Inicialmente, al país llegaron 200 personas en dos vuelos, 119 adultos y 81 menores de edad, originarios de India, China, Nepal, República Democrática del Congo, Turquía, Uzbekistán, Rusia, Armenia, Azerbaiyán y Afganistán. El presidente Rodrigo Chaves aceptó recibirlas con la esperanza de que Trump no impusiera aranceles a las exportaciones. “No creo que lo vayan a hacer”, dijo sobre los aranceles, y para convencer de que era vital aceptar el acuerdo usó la frase “amor con amor se paga”. Ese emotivo discurso se disipó cuando la esperada solidaridad comercial no llegó.
Trump terminó ordenando tarifas del 15% para Costa Rica, las mismas que impuso a Ecuador, Venezuela y Bolivia, e incluso superiores al 10% aplicado al resto de Centroamérica, con la excepción de Nicaragua, que recibió 18%. Los aranceles se convertirán en un golpe a la competitividad de los productores ticos.
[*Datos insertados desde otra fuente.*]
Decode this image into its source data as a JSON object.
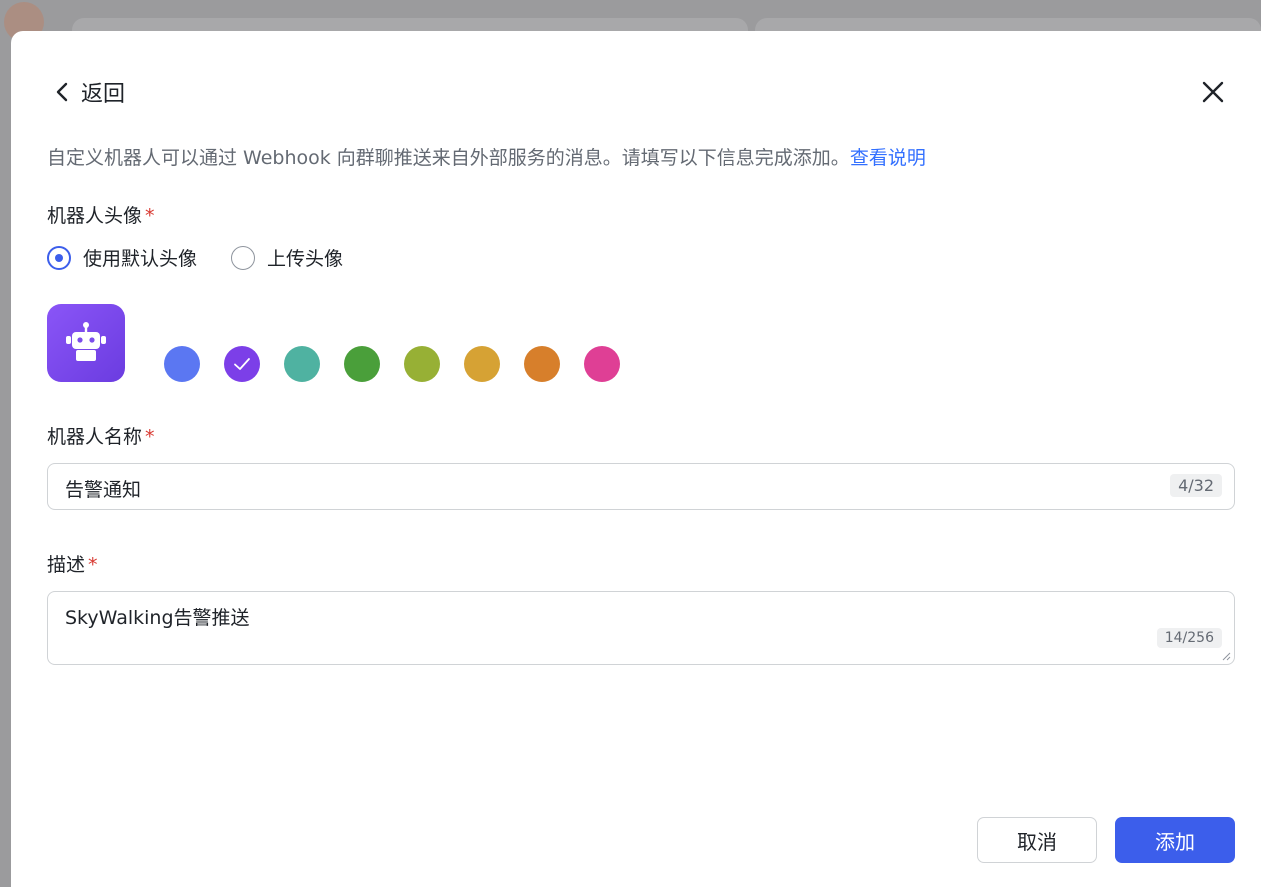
{
  "header": {
    "back_label": "返回"
  },
  "intro": {
    "text": "自定义机器人可以通过 Webhook 向群聊推送来自外部服务的消息。请填写以下信息完成添加。",
    "link_label": "查看说明"
  },
  "avatar_section": {
    "label": "机器人头像",
    "required_mark": "*",
    "options": [
      {
        "label": "使用默认头像",
        "selected": true
      },
      {
        "label": "上传头像",
        "selected": false
      }
    ],
    "avatar_color": "#7c4dea",
    "colors": [
      {
        "hex": "#5b77f2",
        "selected": false
      },
      {
        "hex": "#7c3fe8",
        "selected": true
      },
      {
        "hex": "#4fb2a1",
        "selected": false
      },
      {
        "hex": "#4a9f3a",
        "selected": false
      },
      {
        "hex": "#97b035",
        "selected": false
      },
      {
        "hex": "#d6a234",
        "selected": false
      },
      {
        "hex": "#d77f2b",
        "selected": false
      },
      {
        "hex": "#df3f95",
        "selected": false
      }
    ]
  },
  "name_field": {
    "label": "机器人名称",
    "required_mark": "*",
    "value": "告警通知",
    "counter": "4/32"
  },
  "desc_field": {
    "label": "描述",
    "required_mark": "*",
    "value": "SkyWalking告警推送",
    "counter": "14/256"
  },
  "footer": {
    "cancel_label": "取消",
    "add_label": "添加"
  },
  "theme": {
    "primary": "#3c5eeb",
    "link": "#3370ff",
    "required": "#d83931"
  }
}
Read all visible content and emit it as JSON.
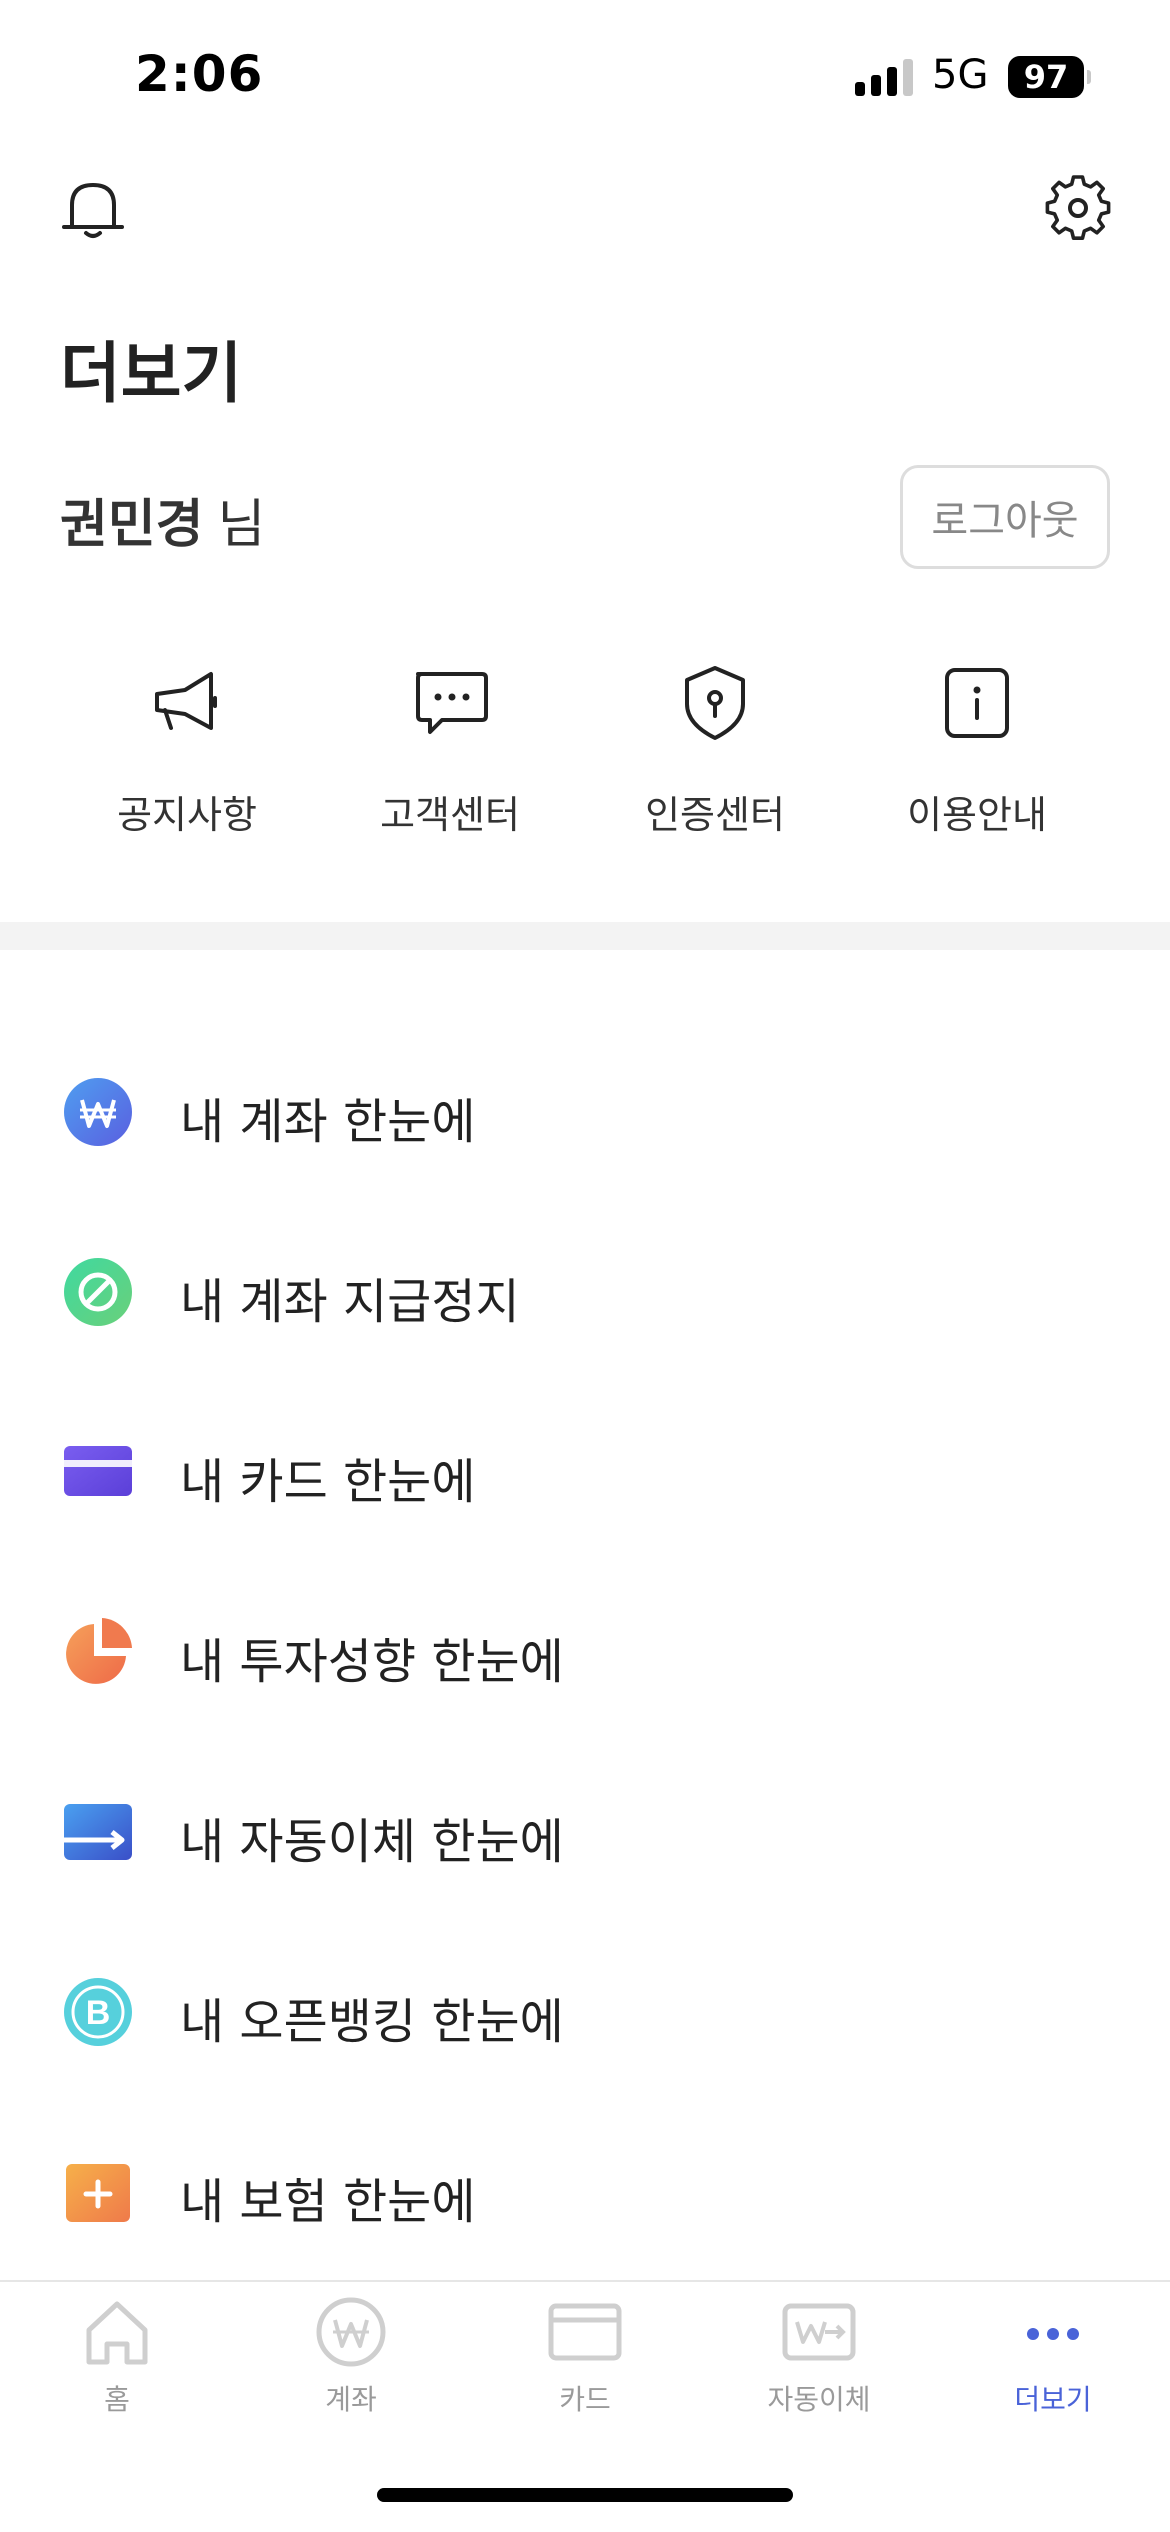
{
  "status_bar": {
    "time": "2:06",
    "network": "5G",
    "battery": "97"
  },
  "header": {
    "title": "더보기",
    "user_name": "권민경",
    "user_suffix": "님",
    "logout_label": "로그아웃"
  },
  "quick_menu": [
    {
      "label": "공지사항",
      "icon": "megaphone-icon"
    },
    {
      "label": "고객센터",
      "icon": "chat-bubble-icon"
    },
    {
      "label": "인증센터",
      "icon": "shield-key-icon"
    },
    {
      "label": "이용안내",
      "icon": "info-icon"
    }
  ],
  "menu_items": [
    {
      "label": "내 계좌 한눈에",
      "icon": "won-coin-icon",
      "color": "#5b7fe8"
    },
    {
      "label": "내 계좌 지급정지",
      "icon": "prohibited-icon",
      "color": "#4fd08a"
    },
    {
      "label": "내 카드 한눈에",
      "icon": "card-icon",
      "color": "#6a4fe0"
    },
    {
      "label": "내 투자성향 한눈에",
      "icon": "pie-chart-icon",
      "color": "#f07a4e"
    },
    {
      "label": "내 자동이체 한눈에",
      "icon": "transfer-arrow-icon",
      "color": "#4a7be0"
    },
    {
      "label": "내 오픈뱅킹 한눈에",
      "icon": "bitcoin-exchange-icon",
      "color": "#4cc9d9"
    },
    {
      "label": "내 보험 한눈에",
      "icon": "insurance-plus-icon",
      "color": "#f09a4a"
    }
  ],
  "tab_bar": [
    {
      "label": "홈",
      "icon": "home-icon",
      "active": false
    },
    {
      "label": "계좌",
      "icon": "won-circle-icon",
      "active": false
    },
    {
      "label": "카드",
      "icon": "card-outline-icon",
      "active": false
    },
    {
      "label": "자동이체",
      "icon": "auto-transfer-icon",
      "active": false
    },
    {
      "label": "더보기",
      "icon": "more-dots-icon",
      "active": true
    }
  ],
  "colors": {
    "accent": "#4a63d8",
    "divider": "#f3f3f3",
    "inactive_tab": "#9a9a9a"
  }
}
La esperanza también se les desvaneció a los deportados cuando quedaron confinados en el Catem. No son delincuentes y nunca pidieron venir a Costa Rica; sin embargo, las autoridades nacionales les vulneraron el derecho a la libertad, como sentenció la Sala IV en junio. Incluso después de que los magistrados ordenaron otorgarles un estatus migratorio, en la práctica nada cambió. Siguen sin Documento de Identidad Migratorio para Extranjeros (Dimex), lo que les impide solicitar empleo, asegurarse en la CCSS o abrir una cuenta de ahorros en un banco.
En ese limbo migratorio del que aún no salen, el caso del azerbaiyano Azar Yusifov, de 40 años, pone rostro a la incertidumbre. Está en Monteverde con su esposa, Vusala, de 43 años, y su hija Inji, de 8. Agradece el buen trato, el hospedaje, la comida y el dinero que les dan, pero siente vergüenza: “Quiero trabajar y mantener a mi familia con mi propio dinero”, dijo.
La barrera del idioma y la falta de arraigo lo empujan a considerar un regreso a Estados Unidos, donde su esposa tiene familia. Volver a Azerbaiyán no es una opción; allí comenzó a ser perseguido políticamente después de imprimir y pegar carteles de un partido opositor.
Se desconoce cuántos de los 200 deportados siguen en el país. Al menos cinco escaparon del Catem, otros volvieron a sus naciones y cerca de 85 se negaron a un retorno voluntario. Es el caso del ruso German Smirnov, de 36 años, su esposa Anastasia y su hijo Timur, de 6, quienes huyeron por el temor a represalias por su intento de denunciar un presunto fraude en las elecciones que dieron el tercer mandato consecutivo a Vladimir Putin, en 2024, con el 88% de los votos. Smirnov teme lo peor. Siente que, para el gobierno, dejaron de ser personas y se convirtieron en un estorbo; a menudo se pregunta con dolor cómo un pacto con Estados Unidos terminó por arruinarles la vida.
En medio del abandono que sufren estos migrantes, la comunidad cuáquera de Monteverde les ofreció un lugar desde donde empezar de nuevo. Su solidaridad es un ejemplo para todos los costarricenses, cuya reacción en todo este tiempo ha sido de completa indiferencia.